Redesign and transform Justice Park (formally known as Jackson Park) through the addition of a new memorial to Charlottesville’s enslaved population while retaining its ability to function as a community gathering space.

Redesign Emancipation Park (formally known as Lee Park), both inclusive and independent of the statue of Robert E. Lee while retaining its ability to function as a community gathering space.

Replace the current plaque at the slave auction block with one that is legible.

Identify and acknowledge the site of the Freedman’s Bureau.

One notable inclusion is the directive to “become familiar with” the proposed Memorial to Peace and Justice in Montgomery, Alabama, and incorporate elements of that project into the Charlottesville design. The Alabama project in question, which is being funded by the Equal Justice Initiative, will commemorate victims of lynching and racially motivated terror with a concept based in part around a series of pillars, each marking a county in the U.S. where lynching has taken place.

Applicants will need to submit two plans, with options that include and do not include the two statues. (One of the options that’s already on the table is to move the statues to the larger McIntire Park north of downtown and “confront history there in a new context.”) According to Appendix A of the RFP, the statues cannot remain as they currently stand, if they are allowed to stand at all:

This commission suggests that the Lee and Jackson statues belong in no public space unless their history as symbols of white supremacy is revealed and their respective parks transformed in ways that promote freedom and equity in our community.

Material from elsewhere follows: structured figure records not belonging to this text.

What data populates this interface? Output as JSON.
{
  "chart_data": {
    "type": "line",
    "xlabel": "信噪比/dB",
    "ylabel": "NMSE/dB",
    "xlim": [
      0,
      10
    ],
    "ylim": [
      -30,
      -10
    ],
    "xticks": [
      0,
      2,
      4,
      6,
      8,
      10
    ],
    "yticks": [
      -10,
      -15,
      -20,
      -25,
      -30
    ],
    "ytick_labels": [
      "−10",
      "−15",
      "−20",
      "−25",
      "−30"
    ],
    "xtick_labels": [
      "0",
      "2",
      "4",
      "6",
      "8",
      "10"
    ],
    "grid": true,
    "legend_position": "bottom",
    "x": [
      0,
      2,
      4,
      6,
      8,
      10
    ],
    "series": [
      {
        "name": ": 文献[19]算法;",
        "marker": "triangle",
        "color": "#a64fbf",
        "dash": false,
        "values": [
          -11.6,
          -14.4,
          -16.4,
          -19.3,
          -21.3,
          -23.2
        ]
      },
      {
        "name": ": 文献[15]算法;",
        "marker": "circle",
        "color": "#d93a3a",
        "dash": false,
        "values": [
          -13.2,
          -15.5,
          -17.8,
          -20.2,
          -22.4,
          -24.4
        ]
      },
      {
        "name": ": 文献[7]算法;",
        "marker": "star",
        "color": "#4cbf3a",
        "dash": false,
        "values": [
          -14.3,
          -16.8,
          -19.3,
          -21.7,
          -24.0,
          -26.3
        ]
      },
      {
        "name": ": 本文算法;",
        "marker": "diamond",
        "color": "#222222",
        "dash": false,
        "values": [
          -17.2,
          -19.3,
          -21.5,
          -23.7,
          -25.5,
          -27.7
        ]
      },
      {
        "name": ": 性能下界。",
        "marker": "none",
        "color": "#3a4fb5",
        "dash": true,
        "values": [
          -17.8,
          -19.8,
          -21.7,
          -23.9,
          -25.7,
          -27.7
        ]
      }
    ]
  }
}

According to Brian Daly, the Director of the Charlottesville Parks & Recreation Department, proposals are due this Thursday, August 16. Daly had no comment on whether or not the events of this weekend had changed the city’s timeline for redevelopment and redesign, but he said the process would follow standard procedures (the Virginia Public Procurement Act), and a team will evaluate the proposals and follow city and state proposals to award the commission.

Daly also reported that there wasn’t much physical damage to the existing park infrastructure over the weekend.

The project proposal—spurred by a Blue Ribbon Commission report from August 2016 on Race, Memorials and Public Spaces—imagines a “new public history... accomplished by new public art, new interpretive narratives, creative place-making initiatives, and wayfinding signs.”

In addition to designing to improve civic engagement and avoid future auto-related deaths, any new proposals could take the tragic events of the weekend as an additional inspiration to create a public space that rejects bigotry.

The BRC’s Final Report acknowledged that far too often Charlottesville’s public spaces and histories have ignored, silenced or suppressed African American history, as well as the legacy of white supremacy and the unimaginable harms done under that cause.

This redesign offers Charlottesville an opportunity to recast these important public spaces and display a fuller and more accurate depiction of collective history.